Réserves face à la 5G près des aéroports : la Direction générale de l’aviation civile répond aux opérateurs, rien d’anormal

Réserves face à la 5G près des aéroports : la Direction générale de l’aviation civile répond aux opérateurs, rien d’anormal

Les opérateurs pestent face au véto présenté par la Direction générale de l’aviation civile concernant les antennes 5G amenées à être activées près des aéroports. Pour sa part, la DGAC y voit une “procédure normale”, mais en aucun cas un “blocage”.

Même si ça ne plait pas à tout le monde, la Direction générale de l’aviation civile reste droite dans ses bottes. Elle estime être dans son rôle. “Nous sommes dans le cadre d’une procédure normale qui vise à s’assurer de la cohabitation en toute sécurité de tous les usages au sein des bandes de fréquence et donc précisément à éviter tout risque”, a en effet indiqué l’autorité administrative. Et d’insister sur le fait qu’“il n’y a pas de blocage”.

Cédric O, se veut confiant concernant la suite. “Je ne doute pas que le problème se règle assez vite”, a indiqué le Secrétaire d’État chargé de la Transition numérique et des Communications électroniques. Selon lui, la situation “montre que le processus français de principe de précaution fonctionne extrêmement bien” et que le maximum est fait pour protéger les populations. Il note d’ailleurs que “pas un seul pays européen n’a posé des réserves sur ces questions d’aéroports”.

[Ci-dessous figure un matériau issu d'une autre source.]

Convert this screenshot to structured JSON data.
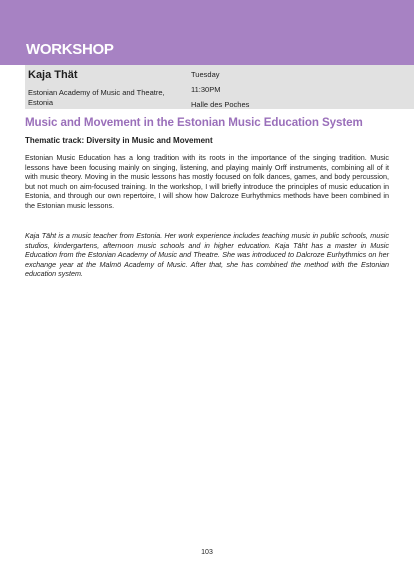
{
  "header": {
    "section_label": "WORKSHOP"
  },
  "info": {
    "speaker": "Kaja Thät",
    "affiliation": "Estonian Academy of Music and Theatre, Estonia",
    "day": "Tuesday",
    "time": "11:30PM",
    "venue": "Halle des Poches"
  },
  "session": {
    "title": "Music and Movement in the Estonian Music Education System",
    "track": "Thematic track: Diversity in Music and Movement",
    "abstract": "Estonian Music Education has a long tradition with its roots in the importance of the singing tradition. Music lessons have been focusing mainly on singing, listening, and playing mainly Orff instruments, combining all of it with music theory. Moving in the music lessons has mostly focused on folk dances, games, and body percussion, but not much on aim-focused training. In the workshop, I will briefly introduce the principles of music education in Estonia, and through our own repertoire, I will show how Dalcroze Eurhythmics methods have been combined in the Estonian music lessons.",
    "bio": "Kaja Tāht is a music teacher from Estonia. Her work experience includes teaching music in public schools, music studios, kindergartens, afternoon music schools and in higher education. Kaja Tāht has a master in Music Education from the Estonian Academy of Music and Theatre. She was introduced to Dalcroze Eurhythmics on her exchange year at the Malmö Academy of Music. After that, she has combined the method with the Estonian education system."
  },
  "footer": {
    "page_number": "103"
  }
}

Colère chez les opérateurs, sérénité chez le gendarme des ondes

Dernièrement, la DGAC avait émis des réserves concernant le déploiement des antennes 5G près des aéroports, craignant en effet des perturbations avec les appareils et menant ainsi des “analyses techniques complémentaires”. Elle pointait du doigt un “risque majeur”

De quoi provoquer la colère du côté des opérateurs ayant dépensé près de 3 milliards d’euros pour l’acquisition des fréquences, menant campagne pour répondre aux interrogations et disant découvrir tardivement ce véto. Dans un courrier envoyé à Cédric O, SFR a menacé de ne pas verser les 118 millions d’euros dus à l’État (premier paiement pour les fréquences), tant que les réserves de la DGAC “n’auront pas été levées “. Bouygues Telecom a quant à lui demandé une indemnisation “à proportion de ces nouvelles contraintes”.

L’ANFR s’était voulue rassurante. Par la voix de son président, le gendarme des ondes l’a affirmé : “Il n’y aura pas de zones d’exclusion durables. Les aéroports français ont la 2G, la 3G et la 4G. Ils auront aussi la 5G”. Selon Gilles Brégant, “au final, il y aura un retard de quelques semaines, voire de quelques mois, sur un nombre limité d’antennes à proximité des aéroports”. Même son de cloche de côté du gouvernement : “Toutes les précautions sont prises et le lien avec les opérateurs est permanent. En Allemagne, tout se passe bien, il n’y a pas de raison que cela soit différent en France”.